Vegipygmy CR 1/4, regeneration;
Vegipygmy chief CR 2, regeneration and poison spores;
Yellow Musk Creeper: CR2 mass crowd control;
Assassin Vine: CR 3, hits like a brick outhouse if you can bypass it's mobility issues, which I'm sure players would;
etc

And you could have a spore servant version of any monster in the game.
 

For rule changes like these, I suggest not rushing into it. Instead, test it. Give your druid some potions that allow them to gain this ability for a month. That lets them test it and see if it works. If not, the potions end and the experiment is over. If it works, they can figure out how to make the potions on the cheap and have the ability whenever they want it.
Sometimes someone else has all the good ideas and there's nothing to add.

But this is a forum on the internet, so rather than keeping quiet, I will still post. * Hides behind a potted plant *
 

Tales and Chronicles

Jewel of the North, formerly know as vincegetorix
I like the idea because it lets the the druid shapeshift into something that enforce the ''controller'' role of the druid rather than a striker/defender role.

Yes, some have strong control or damage, but most of it comes from poisons or charms, which tend to be easily resisted and the shape themselves have low mobility and somewhat low hit points.

I'd maybe make a restriction to plants with an Intelligence of 6 or less, to avoid the myconoids problem. It does remove the awakened tree form, though.
 


DND_Reborn

The High Aldwin
* Hides behind a potted plant *
Why are you hiding behind one of our druids??? ;)

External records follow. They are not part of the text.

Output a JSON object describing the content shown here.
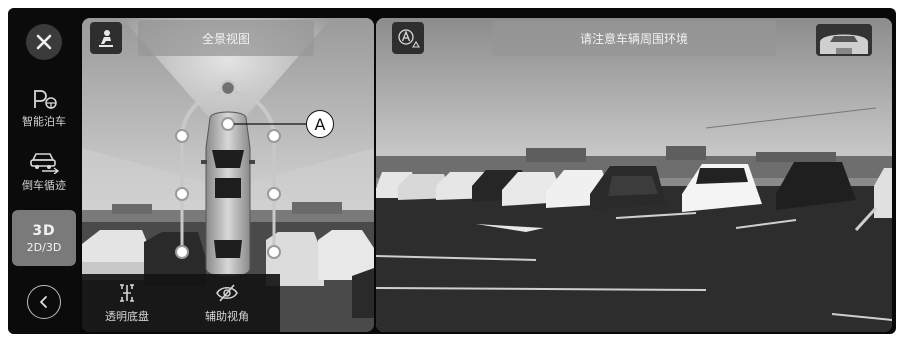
{
  "sidebar": {
    "close_icon": "close-icon",
    "parking": {
      "label": "智能泊车",
      "icon": "parking-icon"
    },
    "reverse": {
      "label": "倒车循迹",
      "icon": "reverse-trace-icon"
    },
    "view_mode": {
      "primary": "3D",
      "secondary": "2D/3D",
      "active": true
    },
    "back_icon": "back-arrow-icon"
  },
  "left_view": {
    "title": "全景视图",
    "person_icon": "driver-view-icon",
    "callout_label": "A",
    "bottom_bar": {
      "items": [
        {
          "label": "透明底盘",
          "icon": "transparent-chassis-icon"
        },
        {
          "label": "辅助视角",
          "icon": "eye-off-icon"
        }
      ]
    }
  },
  "right_view": {
    "title": "请注意车辆周围环境",
    "left_icon": "camera-auto-icon",
    "right_icon": "front-camera-thumbnail-icon"
  },
  "colors": {
    "frame": "#080808",
    "active_button": "#7a7a7a",
    "pill": "#969696"
  }
}
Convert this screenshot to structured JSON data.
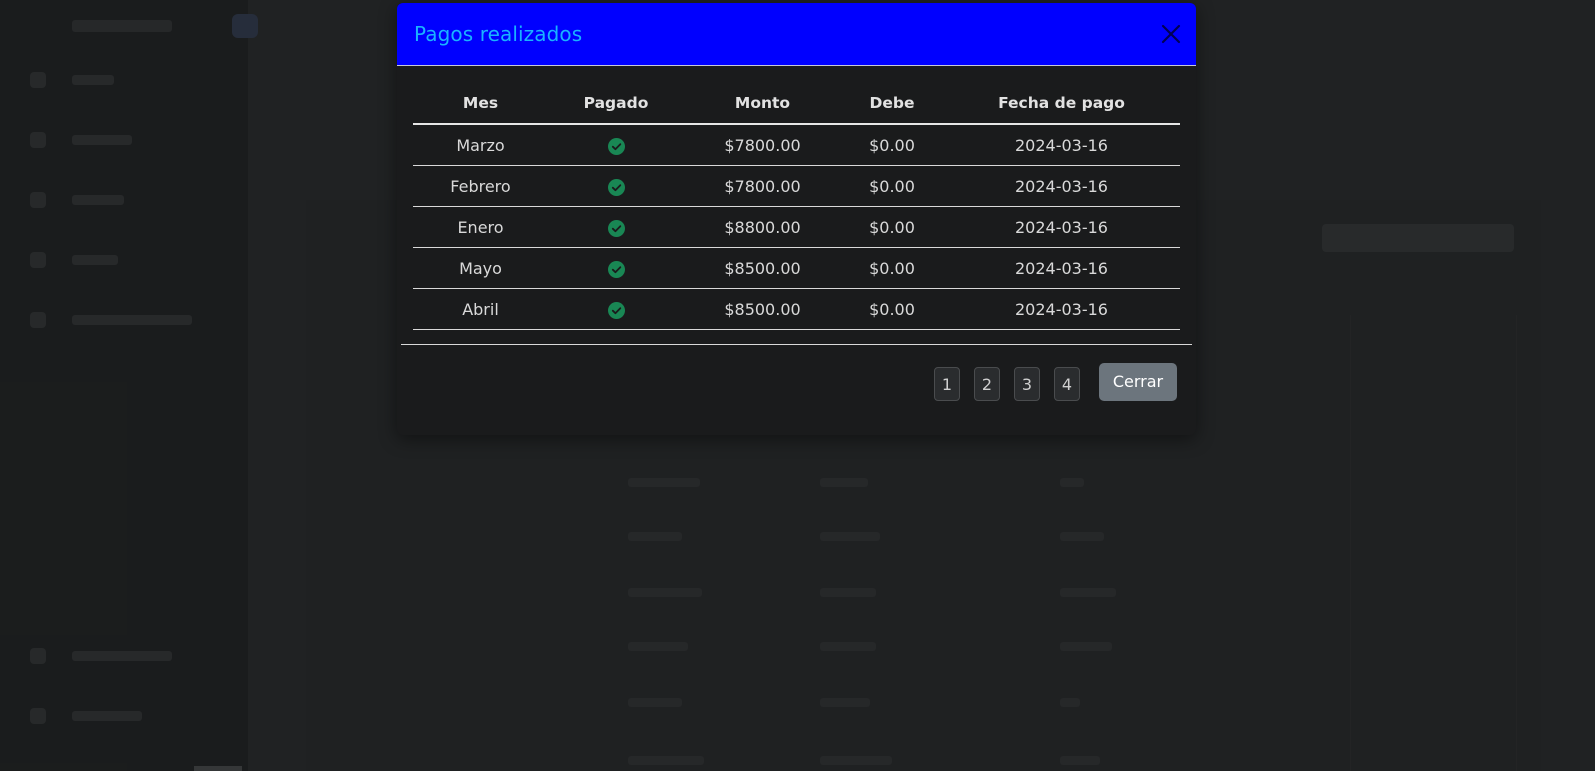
{
  "modal": {
    "title": "Pagos realizados",
    "close_icon": "close-icon",
    "table": {
      "headers": [
        "Mes",
        "Pagado",
        "Monto",
        "Debe",
        "Fecha de pago"
      ],
      "rows": [
        {
          "mes": "Marzo",
          "pagado": "check-circle-icon",
          "monto": "$7800.00",
          "debe": "$0.00",
          "fecha": "2024-03-16"
        },
        {
          "mes": "Febrero",
          "pagado": "check-circle-icon",
          "monto": "$7800.00",
          "debe": "$0.00",
          "fecha": "2024-03-16"
        },
        {
          "mes": "Enero",
          "pagado": "check-circle-icon",
          "monto": "$8800.00",
          "debe": "$0.00",
          "fecha": "2024-03-16"
        },
        {
          "mes": "Mayo",
          "pagado": "check-circle-icon",
          "monto": "$8500.00",
          "debe": "$0.00",
          "fecha": "2024-03-16"
        },
        {
          "mes": "Abril",
          "pagado": "check-circle-icon",
          "monto": "$8500.00",
          "debe": "$0.00",
          "fecha": "2024-03-16"
        }
      ]
    },
    "pagination": [
      "1",
      "2",
      "3",
      "4"
    ],
    "close_button_label": "Cerrar"
  },
  "colors": {
    "header_bg": "#0000ff",
    "title": "#19b3ff",
    "check": "#198754",
    "close_button_bg": "#6c757d"
  }
}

I'd maybe make a restriction to plants with an Intelligence of 6 or less, to avoid the myconoids problem. It does remove the awakened tree form, though.
I considered this, but there are beasts with higher INT, such as the Giant Eagle (INT 8), which is commonly chosen for wild shape IME. If I did limit it, I would have to review all the creatures in question first, but perhaps an INT 8 would be ok...

The only creatures I found with INT greater than 8 (ruling out the Treant due to high CR) is:
1646269863603.png


Only Giant Eagle and Giant Owl have INT 8.

The different beasts and plants are INT 6-7...

So, from all that I would have to keep at least INT 8.